Certo dia o cais do porto amanheceu
repleto de pescadores, varas de pesca se cruzavam, acontecia a inexplicável
invasão das garaçumas na enseada da praia da Avenida. Peixe delicioso de águas
mornas, toda população de Maceió levou caniço e samburá para o cais ou nas
canoas, lanchas e jangadas em mar aberto. Cardumes cobertos por tarrafas, redes
e anzóis. Ninguém soube explicar o fenômeno. Peixe nadando em quantidade, não havia
anzol ocioso, pescadores se gabavam terem pescado três garaçumas abocanhando
apenas um anzol. A miséria da população acabou-se por alguns dias. Havia peixe
para todos, o pobre, o rico, o miserável, criança, velho e mulher, todos
viventes da cidade pescando garaçumas. Maceió tornou-se em festa, belas noites
iluminadas por fachos dos pescadores. Foram doze noites e treze dias, o mar
cinzento de peixe, cardumes e mais cardumes se renovavam entrando na enseada. Fenômeno
inexplicável, extraordinário, bendito e inesquecível tempo das garaçumas.

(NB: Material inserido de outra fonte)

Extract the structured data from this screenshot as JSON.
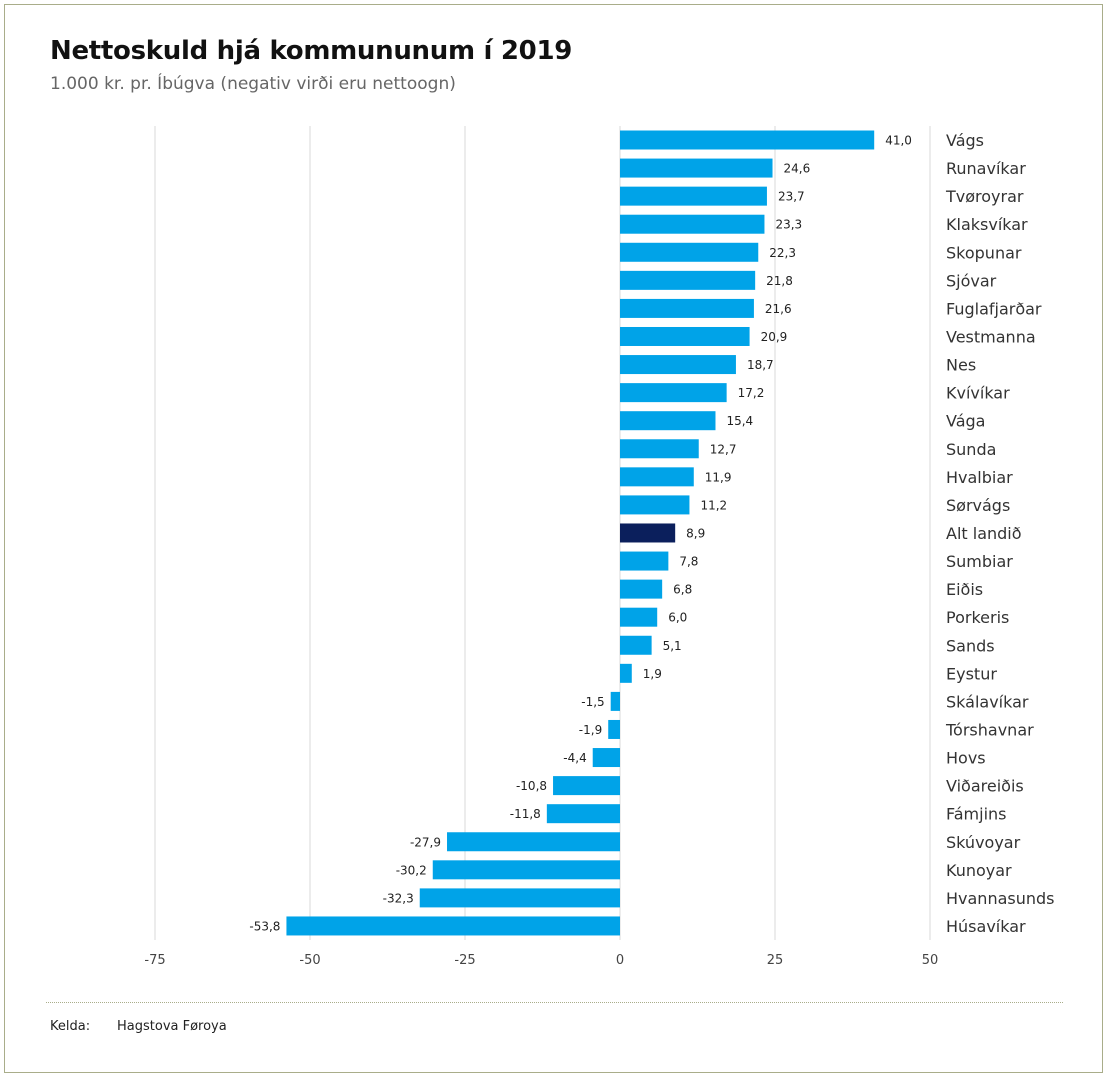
{
  "chart_data": {
    "type": "bar",
    "orientation": "horizontal",
    "title": "Nettoskuld hjá kommununum í 2019",
    "subtitle": "1.000 kr. pr. Íbúgva (negativ virði eru nettoogn)",
    "categories": [
      "Vágs",
      "Runavíkar",
      "Tvøroyrar",
      "Klaksvíkar",
      "Skopunar",
      "Sjóvar",
      "Fuglafjarðar",
      "Vestmanna",
      "Nes",
      "Kvívíkar",
      "Vága",
      "Sunda",
      "Hvalbiar",
      "Sørvágs",
      "Alt landið",
      "Sumbiar",
      "Eiðis",
      "Porkeris",
      "Sands",
      "Eystur",
      "Skálavíkar",
      "Tórshavnar",
      "Hovs",
      "Viðareiðis",
      "Fámjins",
      "Skúvoyar",
      "Kunoyar",
      "Hvannasunds",
      "Húsavíkar"
    ],
    "values": [
      41.0,
      24.6,
      23.7,
      23.3,
      22.3,
      21.8,
      21.6,
      20.9,
      18.7,
      17.2,
      15.4,
      12.7,
      11.9,
      11.2,
      8.9,
      7.8,
      6.8,
      6.0,
      5.1,
      1.9,
      -1.5,
      -1.9,
      -4.4,
      -10.8,
      -11.8,
      -27.9,
      -30.2,
      -32.3,
      -53.8
    ],
    "value_labels": [
      "41,0",
      "24,6",
      "23,7",
      "23,3",
      "22,3",
      "21,8",
      "21,6",
      "20,9",
      "18,7",
      "17,2",
      "15,4",
      "12,7",
      "11,9",
      "11,2",
      "8,9",
      "7,8",
      "6,8",
      "6,0",
      "5,1",
      "1,9",
      "-1,5",
      "-1,9",
      "-4,4",
      "-10,8",
      "-11,8",
      "-27,9",
      "-30,2",
      "-32,3",
      "-53,8"
    ],
    "highlight": "Alt landið",
    "xlim": [
      -75,
      50
    ],
    "xticks": [
      -75,
      -50,
      -25,
      0,
      25,
      50
    ],
    "xtick_labels": [
      "-75",
      "-50",
      "-25",
      "0",
      "25",
      "50"
    ],
    "grid": true,
    "colors": {
      "bar": "#00a3e8",
      "highlight": "#0b1f5c",
      "grid": "#d9d9d9"
    }
  },
  "source": {
    "label": "Kelda:",
    "value": "Hagstova Føroya"
  }
}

Mocinhas que não perdiam festa foram
apelidadas de “garaçumas”. Nessa época os negociantes de automóveis encheram
Maceió com um novo tipo de jipe americano vendido em grande quantidade logo
chamado também de garaçuma. Até hoje assim são assim conhecidos.
Anos 50 despertar da vida,
adolescência seminua na praia, futebol no sítio da Sinhá, roubar manga, coco,
melancia, caju nos sítios vizinhos. O Riacho Salgadinho uma fonte de lazer,
jangada construída por nós com tronco de bananeira, saíamos remando, pescando
de tarrafa, tainha e carapeba, e siri com tetéia, mergulhando no riacho de água
clara e limpa, à noite uma farra, comer, se empanturrar de peixe frito pescado
do dia, meninos felizes.
O Coronel Mário Lima toda
quarta-feira à noite brindava os moradores com retretas, concertos no coreto da
Avenida, tocava a Banda do Exército, do 20° BC. Noites quentes e alegres, acariciando
mãos das namoradas, jovens sonhadoras ouvindo músicas clássicas e populares,
"Bolero de Ravel", "Blue Moon", músicas americanas, Cole
Porter, Glenn Miller e os baiões de Luiz Gonzaga.
Quando as famílias entravam, hora de
dormir, guardando as cadeiras depois das 10 horas, a Avenida ficava deserta. A juventude
sorrateiramente subia as íngremes escadas dos casarões de Jaraguá em busca de
aventuras, de amor, às vezes as damas da noite não recebiam o pagamento devido,
davam carinho aos jovens, mesma idade, muitos casos de amor, de namoro entre as
meninas dos casarões e os meninos da Avenida.
Jaraguá, ah! Jaraguá querido,
quantas historias a contar, seus casarões seus armazéns, estavam para serem
demolidos, destruídos por uma nova ordem na especulação imobiliária emergente, não
aconteceu devido às mulheres da vida e aos boêmios terem ocupado por muitos anos
aquelas casas noturnas. Devemos a preservação daquele patrimônio arquitetônico
à boemia e às marafonas, benditas sejam as raparigas! Em uma parede do bairro pregaram
anonimamente uma placa em homenagem às "Raparigas Desconhecidas" por
conservarem, preservarem, por mais de 70 anos, os belos casarões do bairro
boêmio de Jaraguá. Hoje patrimônio arquitetônico e histórico de nossa cidade.